OK… so again…. I haven’t written. This totally bums me out, and have given me a crappy week. Lent is a special time, and I try to use it as inspiration, but I am an imperfect person. I have been looking at the why, and there are some legitimate reasons. I work in the mortgage industry and for the past few weeks, it has been crazy! That has taken a lot out of me. Then of course there is the whole global pandemic thing….. Really? Also, there are people in my sphere of influence who are dealing with real pain and I do my best to be an encouragement to them in their hurt. And in that craziness, I’ve found it hard to keep focus.
Why haven’t I said anything about this before? Well there is one word for that and it’s PRIDE! Truthfully I was embarrassed. I want to communicate and work through my mess in front of all, so that others might feel some kinship and know that they’re not alone. But I tell you….the pride thing gets me a lot of the time. Anyone who reads this blog can easily see how I have “dropped” the ball. So for a few days, I was stressed. The crazy thing is, I didn’t know what I was stressed about? It took days and some mirror gazing to figure out my pride was hurt. The first year I did this….I wrote every single day! I have yet been able to meet that first years output. Because of that, I feel like I’ve failed. The funny thing is, if this is failure, I am still writing more than I have in the past year. I am failing “forward”! And really…that is a win for me!

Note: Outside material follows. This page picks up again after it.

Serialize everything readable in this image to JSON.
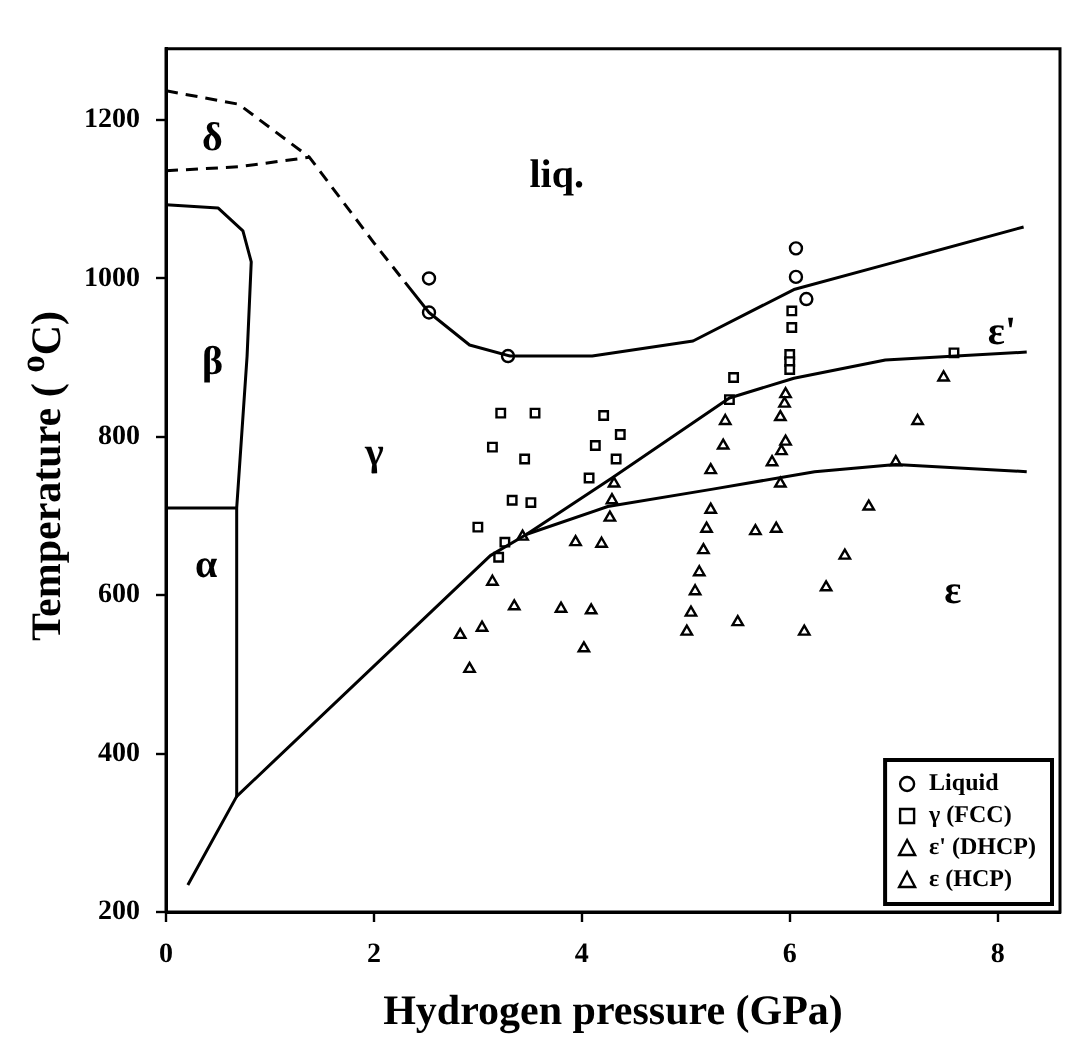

So here I am …..baring my soul and it’s uncomfortable. I hate failing! No really…. Just the thought of failing makes me beyond angry! Failing gives everyone an opportunity to see past my “got it together” facade. Typically if I think I am going to fail, I won’t even try in the first place. And that has guided my steps far too much in my life.
As a Jesus follower though, I know my pride is a killer. It kills me and when it’s put on full display it can kill others. So tonight, I am getting back on a different path. I am laying it out there, for all to see! Many may not even care, or think “What’s the big deal?” If you think that…maybe you don’t have a pride issue. Or maybe it’s something you have but choose not to deal with? For me though it has the ability to seep into every area of my life and control my thoughts and actions. And when it comes right down to it, this dishonors God and hinders me from becoming the woman He intends me to be. And my desire about all, is to become that woman!